En l'absence d'un devoir permanent de représentation, les indemnités allouées à

ce titre seront incluses dans la rémunération brute (ibid.). En revanche,

l'entreprise n'est pas dispensée de l'obligation de faire figurer cette

indemnité forfaitaire sur le certificat de salaire du récipiendaire.

Toujours selon la

circulaire précitée, l'entreprise qui entend verser à l'un ou à l'autre de ses

collaborateurs des indemnités pour frais de représentation doit adresser à

l'ACI une liste des bénéficiaires de ces indemnités, au début de chaque période

fiscale, au plus tard à fin février. Une procédure de contrôle est alors mise

en oeuvre en deux phases. En premier lieu, l'ACI contrôlera le respect des

conditions formelles d'admission des indemnités (soit notamment l'adoption d'un

règlement d'entreprise); à défaut, l'absence de devoir de représentation sera

présumée et les indemnités incluses dans la rémunération brute.
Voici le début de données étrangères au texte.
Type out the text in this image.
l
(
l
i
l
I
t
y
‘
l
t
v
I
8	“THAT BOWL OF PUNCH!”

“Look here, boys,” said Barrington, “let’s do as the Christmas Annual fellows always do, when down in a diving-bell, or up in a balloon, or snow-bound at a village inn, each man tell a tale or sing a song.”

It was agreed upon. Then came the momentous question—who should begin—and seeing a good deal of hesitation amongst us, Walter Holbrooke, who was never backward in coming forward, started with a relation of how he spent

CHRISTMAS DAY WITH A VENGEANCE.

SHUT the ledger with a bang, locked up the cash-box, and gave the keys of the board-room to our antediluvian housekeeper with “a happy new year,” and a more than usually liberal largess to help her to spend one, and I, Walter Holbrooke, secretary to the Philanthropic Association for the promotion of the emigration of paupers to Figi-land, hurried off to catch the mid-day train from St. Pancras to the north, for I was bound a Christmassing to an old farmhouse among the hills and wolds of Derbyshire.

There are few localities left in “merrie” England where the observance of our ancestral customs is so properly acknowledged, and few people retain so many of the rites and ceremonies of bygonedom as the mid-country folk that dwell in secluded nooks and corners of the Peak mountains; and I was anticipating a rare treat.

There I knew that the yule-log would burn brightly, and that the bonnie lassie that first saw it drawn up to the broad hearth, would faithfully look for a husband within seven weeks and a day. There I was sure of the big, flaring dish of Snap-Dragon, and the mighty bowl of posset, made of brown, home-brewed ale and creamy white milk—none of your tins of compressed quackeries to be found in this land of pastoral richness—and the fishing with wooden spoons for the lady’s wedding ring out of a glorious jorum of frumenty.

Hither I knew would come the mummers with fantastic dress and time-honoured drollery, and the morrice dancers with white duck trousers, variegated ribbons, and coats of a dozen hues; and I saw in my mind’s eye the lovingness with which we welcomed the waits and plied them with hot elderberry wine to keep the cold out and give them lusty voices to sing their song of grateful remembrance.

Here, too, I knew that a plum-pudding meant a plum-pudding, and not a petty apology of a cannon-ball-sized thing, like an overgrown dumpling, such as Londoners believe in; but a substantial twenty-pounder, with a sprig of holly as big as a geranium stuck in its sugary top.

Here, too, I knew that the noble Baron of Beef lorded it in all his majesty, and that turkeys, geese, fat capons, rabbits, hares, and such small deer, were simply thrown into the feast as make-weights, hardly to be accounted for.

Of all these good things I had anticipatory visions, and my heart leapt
En second lieu,

l'autorité de taxation (soit la commission d'impôt pour les personnes

physiques) effectuera un contrôle matériel d'admission des indemnités; si elle

arrive à la conclusion que le bénéficiaire n'a pas un devoir permanent de

représentation, l'indemnité allouée sera incluse dans la rémunération brute; il

en sera de même lorsque ce dernier n'a pas engagé les dépenses que l'indemnité

est censée couvrir (ibid., pp. 588-589).

On peut s'interroger

sur la nature de l'approbation par l'ACI tant de la liste des bénéficiaires que

des montants alloués à ceux-ci. On ne saurait y voir une décision; l'entreprise

peut cependant obtenir de l'ACI une décision préjudicielle sur cette question

(ibid., p. 589). En réalité, il faut y voir une promesse de l'autorité faite à

l'égard du contribuable personne morale d'admettre, lorsque les conditions

susrappellées sont réalisées, la prise en compte de ces indemnités dans les

frais de l'entreprise, sans qu'il soit besoin de les justifier par pièces; il

s'agit sans doute également d'une promesse de l'autorité à l'égard du

contribuable personne physique de ne pas considérer, moyennant le respect de

certaines conditions, ces montants en tant que revenu. Dès lors, le contexte

paraît être celui de la protection de la bonne foi; l'autorité, censée

compétente pour le faire, est liée par la promesse à l'égard à l'administré de

traiter dans un sens déterminé une situation concrète (v., notamment, Pierre

Moor, Droit administratif I, 2ème éd., Berne 1994, n° 5.3.2.1, p. 430;

Katharina Sameli, Treu und Glauben im öffentlichen Recht, in ZSR/RDS 1977 II

289.

et ss; nombreuses références citées). Il est vrai cependant que, dans sa

jurisprudence, le Tribunal fédéral affirme parfois qu'en droit fiscal, ce

principe "ne saurait avoir qu'une portée limitée" (ATF 118 Ib

312; 101 Ia 92; v. sur ce point les critiques de Moor, op. cit., n° 5.3.1, p.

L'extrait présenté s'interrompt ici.